Analyze Data with MongoDB and Ruby

This post gives a quick and very brief introduction on how to use MongoDB with Ruby. We will see how to install and connect to a MongoDB, how to populate the database with fake documents generated in just a couple of lines of code, and how to build some queries to gain insights into the stored documents.

Prerequisites

Let’s assume you already have Ruby installed.

Throughout this post, we are going to create a small playground consisting of a few files. Let’s create a project directory for them: mkdir -p ~/projects/rumo and cd ~/projects/rumo (rumo for Ruby Mongo). I also like to use rvm to create a fresh and separate Ruby environment for each project: rvm --rvmrc --create 2.3.1 and cd ./ to load the configuration.
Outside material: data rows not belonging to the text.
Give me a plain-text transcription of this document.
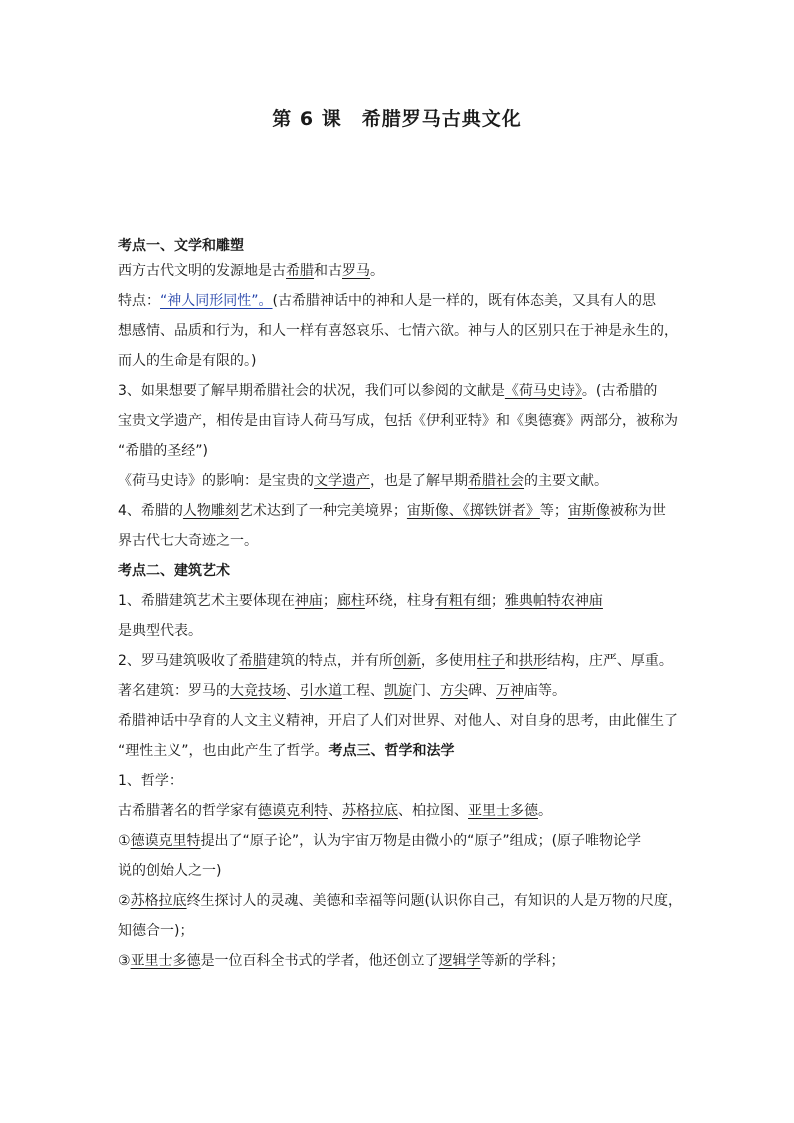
第 6 课　希腊罗马古典文化
考点一、文学和雕塑
西方古代文明的发源地是古希腊和古罗马。
特点：“神人同形同性”。(古希腊神话中的神和人是一样的，既有体态美，又具有人的思
想感情、品质和行为，和人一样有喜怒哀乐、七情六欲。神与人的区别只在于神是永生的，
而人的生命是有限的。)
3、如果想要了解早期希腊社会的状况，我们可以参阅的文献是《荷马史诗》。(古希腊的
宝贵文学遗产，相传是由盲诗人荷马写成，包括《伊利亚特》和《奥德赛》两部分，被称为
“希腊的圣经”)
《荷马史诗》的影响：是宝贵的文学遗产，也是了解早期希腊社会的主要文献。
4、希腊的人物雕刻艺术达到了一种完美境界；宙斯像、《掷铁饼者》等；宙斯像被称为世
界古代七大奇迹之一。
考点二、建筑艺术
1、希腊建筑艺术主要体现在神庙；廊柱环绕，柱身有粗有细；雅典帕特农神庙
是典型代表。
2、罗马建筑吸收了希腊建筑的特点，并有所创新，多使用柱子和拱形结构，庄严、厚重。
著名建筑：罗马的大竞技场、引水道工程、凯旋门、方尖碑、万神庙等。
希腊神话中孕育的人文主义精神，开启了人们对世界、对他人、对自身的思考，由此催生了
“理性主义”，也由此产生了哲学。考点三、哲学和法学
1、哲学：
古希腊著名的哲学家有德谟克利特、苏格拉底、柏拉图、亚里士多德。
①德谟克里特提出了“原子论”，认为宇宙万物是由微小的“原子”组成；(原子唯物论学
说的创始人之一)
②苏格拉底终生探讨人的灵魂、美德和幸福等问题(认识你自己，有知识的人是万物的尺度，
知德合一)；
③亚里士多德是一位百科全书式的学者，他还创立了逻辑学等新的学科；
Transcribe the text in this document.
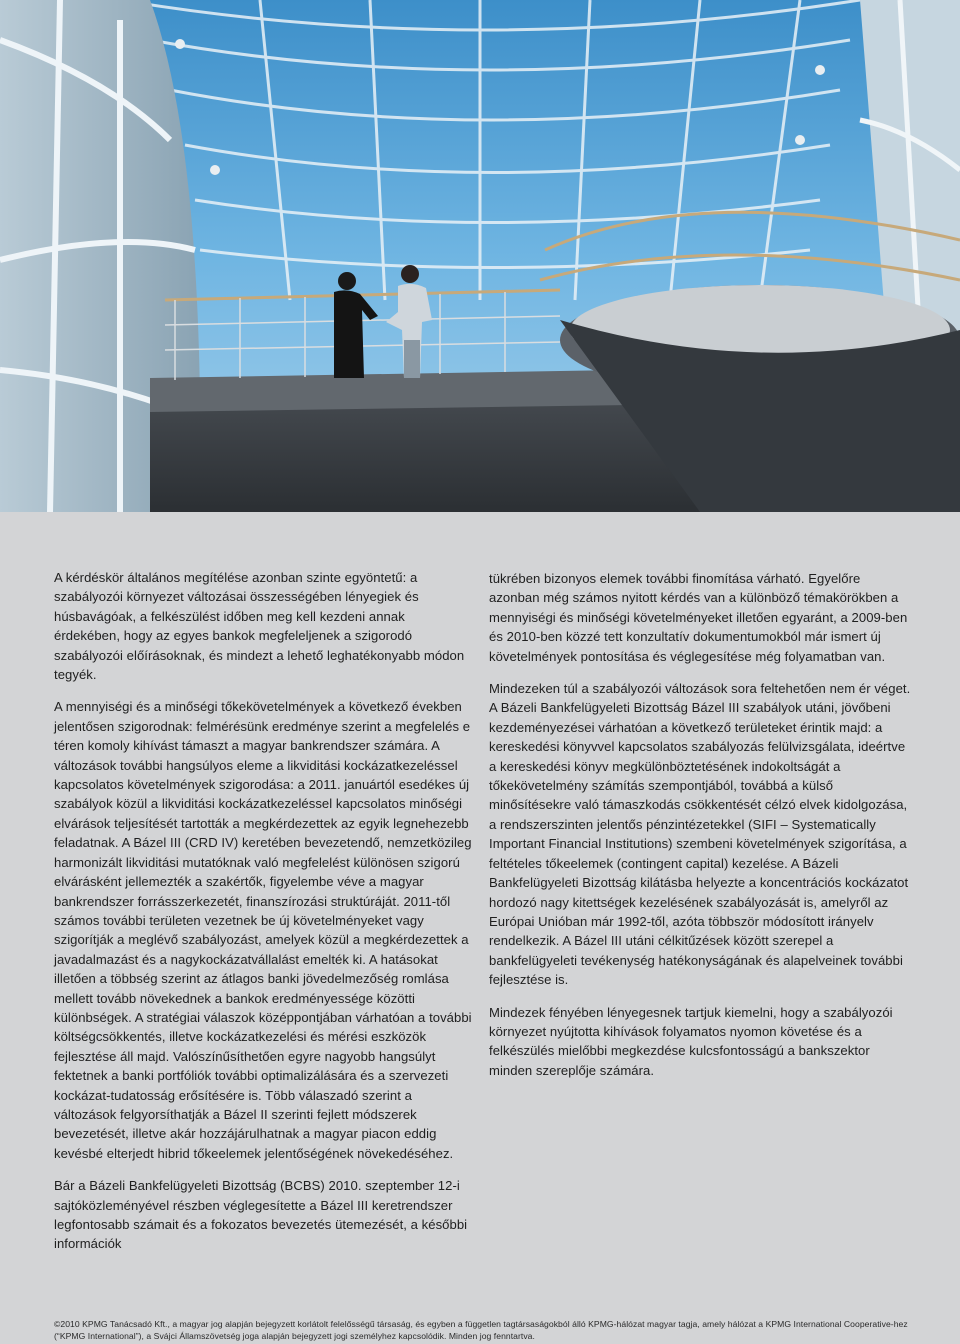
A kérdéskör általános megítélése azonban szinte egyöntetű: a szabályozói környezet változásai összességében lényegiek és húsbavágóak, a felkészülést időben meg kell kezdeni annak érdekében, hogy az egyes bankok megfeleljenek a szigorodó szabályozói előírásoknak, és mindezt a lehető leghatékonyabb módon tegyék.

A mennyiségi és a minőségi tőkekövetelmények a következő években jelentősen szigorodnak: felmérésünk eredménye szerint a megfelelés e téren komoly kihívást támaszt a magyar bankrendszer számára. A változások további hangsúlyos eleme a likviditási kockázatkezeléssel kapcsolatos követelmények szigorodása: a 2011. januártól esedékes új szabályok közül a likviditási kockázatkezeléssel kapcsolatos minőségi elvárások teljesítését tartották a megkérdezettek az egyik legnehezebb feladatnak. A Bázel III (CRD IV) keretében bevezetendő, nemzetközileg harmonizált likviditási mutatóknak való megfelelést különösen szigorú elvárásként jellemezték a szakértők, figyelembe véve a magyar bankrendszer forrásszerkezetét, finanszírozási struktúráját. 2011-től számos további területen vezetnek be új követelményeket vagy szigorítják a meglévő szabályozást, amelyek közül a megkérdezettek a javadalmazást és a nagykockázatvállalást emelték ki. A hatásokat illetően a többség szerint az átlagos banki jövedelmezőség romlása mellett tovább növekednek a bankok eredményessége közötti különbségek. A stratégiai válaszok középpontjában várhatóan a további költségcsökkentés, illetve kockázatkezelési és mérési eszközök fejlesztése áll majd. Valószínűsíthetően egyre nagyobb hangsúlyt fektetnek a banki portfóliók további optimalizálására és a szervezeti kockázat-tudatosság erősítésére is. Több válaszadó szerint a változások felgyorsíthatják a Bázel II szerinti fejlett módszerek bevezetését, illetve akár hozzájárulhatnak a magyar piacon eddig kevésbé elterjedt hibrid tőkeelemek jelentőségének növekedéséhez.

Bár a Bázeli Bankfelügyeleti Bizottság (BCBS) 2010. szeptember 12-i sajtóközleményével részben véglegesítette a Bázel III keretrendszer legfontosabb számait és a fokozatos bevezetés ütemezését, a későbbi információk

tükrében bizonyos elemek további finomítása várható. Egyelőre azonban még számos nyitott kérdés van a különböző témakörökben a mennyiségi és minőségi követelményeket illetően egyaránt, a 2009-ben és 2010-ben közzé tett konzultatív dokumentumokból már ismert új követelmények pontosítása és véglegesítése még folyamatban van.

Mindezeken túl a szabályozói változások sora feltehetően nem ér véget. A Bázeli Bankfelügyeleti Bizottság Bázel III szabályok utáni, jövőbeni kezdeményezései várhatóan a következő területeket érintik majd: a kereskedési könyvvel kapcsolatos szabályozás felülvizsgálata, ideértve a kereskedési könyv megkülönböztetésének indokoltságát a tőkekövetelmény számítás szempontjából, továbbá a külső minősítésekre való támaszkodás csökkentését célzó elvek kidolgozása, a rendszerszinten jelentős pénzintézetekkel (SIFI – Systematically Important Financial Institutions) szembeni követelmények szigorítása, a feltételes tőkeelemek (contingent capital) kezelése. A Bázeli Bankfelügyeleti Bizottság kilátásba helyezte a koncentrációs kockázatot hordozó nagy kitettségek kezelésének szabályozását is, amelyről az Európai Unióban már 1992-től, azóta többször módosított irányelv rendelkezik. A Bázel III utáni célkitűzések között szerepel a bankfelügyeleti tevékenység hatékonyságának és alapelveinek további fejlesztése is.

Mindezek fényében lényegesnek tartjuk kiemelni, hogy a szabályozói környezet nyújtotta kihívások folyamatos nyomon követése és a felkészülés mielőbbi megkezdése kulcsfontosságú a bankszektor minden szereplője számára.

©2010 KPMG Tanácsadó Kft., a magyar jog alapján bejegyzett korlátolt felelősségű társaság, és egyben a független tagtársaságokból álló KPMG-hálózat magyar tagja, amely hálózat a KPMG International Cooperative-hez (“KPMG International”), a Svájci Államszövetség joga alapján bejegyzett jogi személyhez kapcsolódik. Minden jog fenntartva.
But that’s optional.

The next thing you need is MongoDB. Using brew (package manager for macOS) it’s as easy as a brew install mongo. In any other case, like building MongoDB from source, there is excellent guidance available on the official website. In case you haven’t read the (full) instruction on the official page, then here’s the gist how to start Mongo:

MongoDB needs a directory where it can store all its data. For me, it’s: mkdir -p ~/.mongodb/data/
Open another shell and start MongoDB with the previously created data directory passed as an argument: mongod --dbpath ~/.mongodb/data.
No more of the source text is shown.